# PC findet sich selbst nicht (?)



## vipey (14. Januar 2004)

Also folgendes Problem:

Ich hab hier 2 Rechner stehen.
Mit dem einen ( Comp1 ) arbeite ich hier etc.
Comp2 soll als Proxy Server dienen.
Computer2 findet sich selbst, kann auch Comp1 pingen, aber in der Netzwerkumgebung nicht auf diesen zugreifen.
Computer1 findet Comp2 über Ping, kann garnicht erst auf die Arbeitsgruppe zugreifen und der versuch ihn selbst zu pingen endet mit Zeitüberschreitung der Anforderung.

Woran kann das liegen, dass sich Comp1 nicht selbst findet ?
Achja: auf beiden läuft WinXP, IP's und Subnetmask richtig eingestellt


----------



## Robert Steichele (14. Januar 2004)

Firewall drauf?


----------



## fuDDel (14. Januar 2004)

Hallo,

schau mal nach welche Protokolle installiert sind, also vergleich zwischen den beiden Computern.
Manchmal hängt das ganze mit NetBeUI zusammen.

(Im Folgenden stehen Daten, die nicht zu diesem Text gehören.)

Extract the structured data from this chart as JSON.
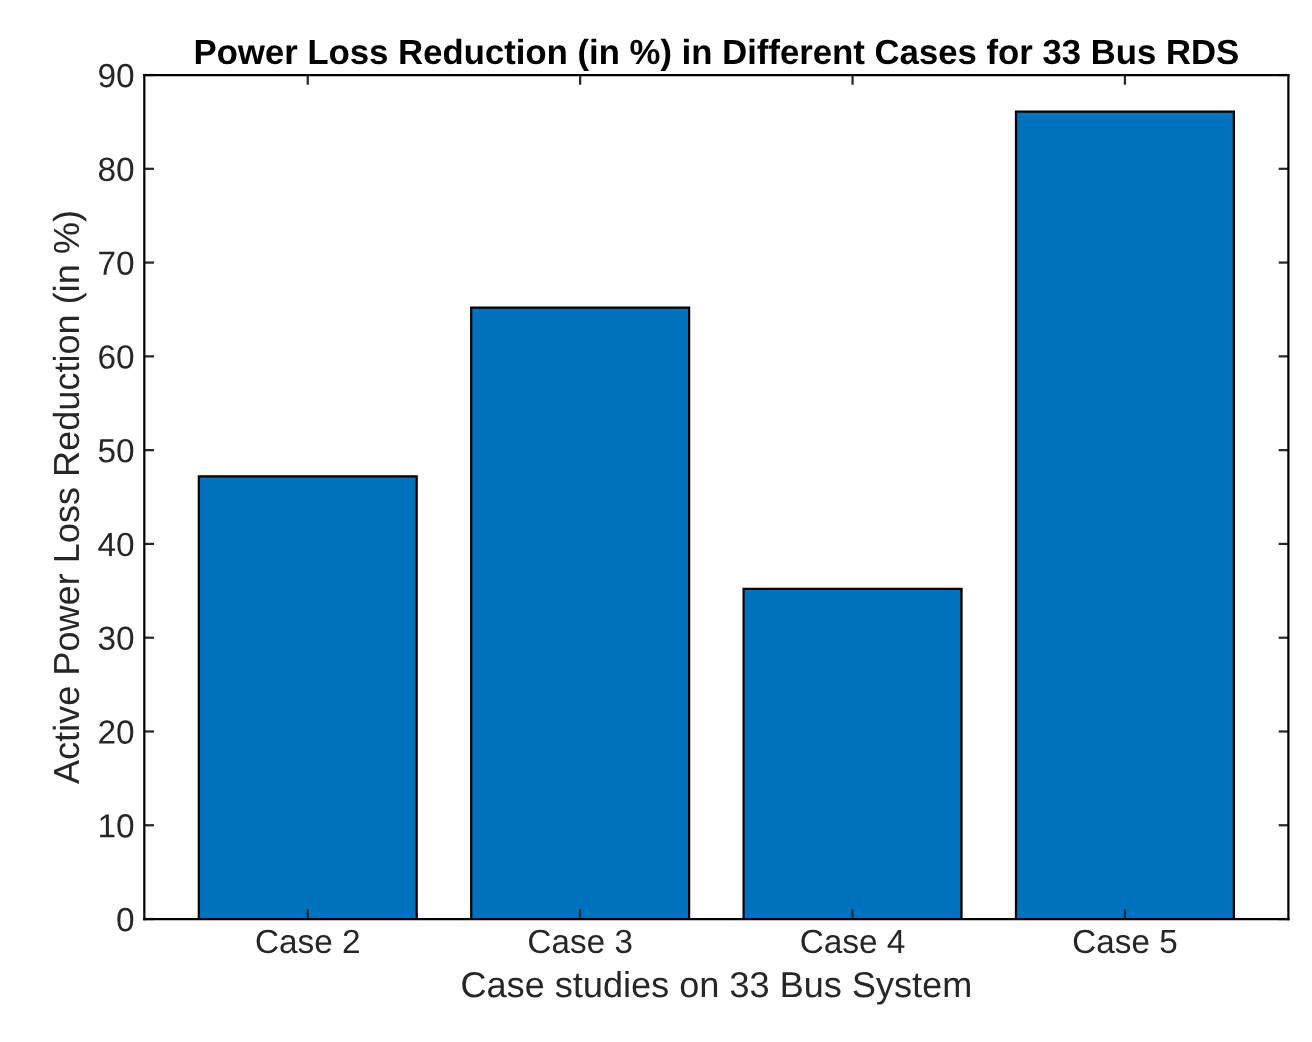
{
  "chart_data": {
    "type": "bar",
    "title": "Power Loss Reduction (in %) in Different Cases for 33 Bus RDS",
    "xlabel": "Case studies on 33 Bus System",
    "ylabel": "Active Power Loss Reduction (in %)",
    "categories": [
      "Case 2",
      "Case 3",
      "Case 4",
      "Case 5"
    ],
    "values": [
      47.2,
      65.2,
      35.2,
      86.1
    ],
    "color": "#0072bd",
    "ylim": [
      0,
      90
    ],
    "yticks": [
      0,
      10,
      20,
      30,
      40,
      50,
      60,
      70,
      80,
      90
    ],
    "grid": false
  }
}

Das er sich selbst nicht pingen kann ist aber wirklich recht ungewöhnlich.
Mir fällt auch gerade nicht ein woran das liegen konnte.

Aber Vergleich erstmal zwischen den beiden PCs die Einstellungen und das bis ins kleinste Detail das ist jetzt das einzige was ich Dir da raten kann.

Sorry und viel Glück.


----------



## vipey (15. Januar 2004)

Also Firewall ist an, ich hab aber in den Optionen die IP Addresse und sogar den ganzen Bereich erlaubt :\


----------



## Backdraft (15. Januar 2004)

Hi,

also nen ping auf localhost ist erfolglos? Dann check mal die Netzwerkkarte oder installier diese neu. Entweder ist sie hinüber oder die internen Routen haben sich zerschossen.


----------



## Ben Ben (15. Januar 2004)

> _Original geschrieben von Backdraft _
> *Hi,
> 
> also nen ping auf localhost ist erfolglos? Dann check mal die Netzwerkkarte oder installier diese neu. Entweder ist sie hinüber oder die internen Routen haben sich zerschossen. *



das ist ja Blödsinn,da localhost bzw 127.0.0.1, also das Loopback-Interface auf jedem Rechner, ob mit oder ohne Netzwerkkarte existiertund auch Funktionieren sollte.


----------



## tefla (15. Januar 2004)

> _Original geschrieben von Ben Ben _
> *das ist ja Blödsinn,da localhost bzw 127.0.0.1, also das Loopback-Interface auf jedem Rechner, ob mit oder ohne Netzwerkkarte existiertund auch Funktionieren sollte. *



Und ? Deswegen können sich die Routingtabellen trotzdem zerschossen haben. OSI Modell. Transport Layer heisst ja nicht, das es nur im Netzwerk geschieht


----------



## Ben Ben (15. Januar 2004)

stimmt zu kruz gedacht..sorry...aber ist ja noch früh


----------



## Backdraft (15. Januar 2004)

Wie jetzt?

Wann stehst Du denn auf?


----------



## tefla (15. Januar 2004)

keine Ahnung wann er aufsteht, aber so wie ich das sehe später als ich und deswegen beneide ich ihn *g*


----------



## daDom (15. Januar 2004)

Kannst du dich noch nichteinmal anpingen?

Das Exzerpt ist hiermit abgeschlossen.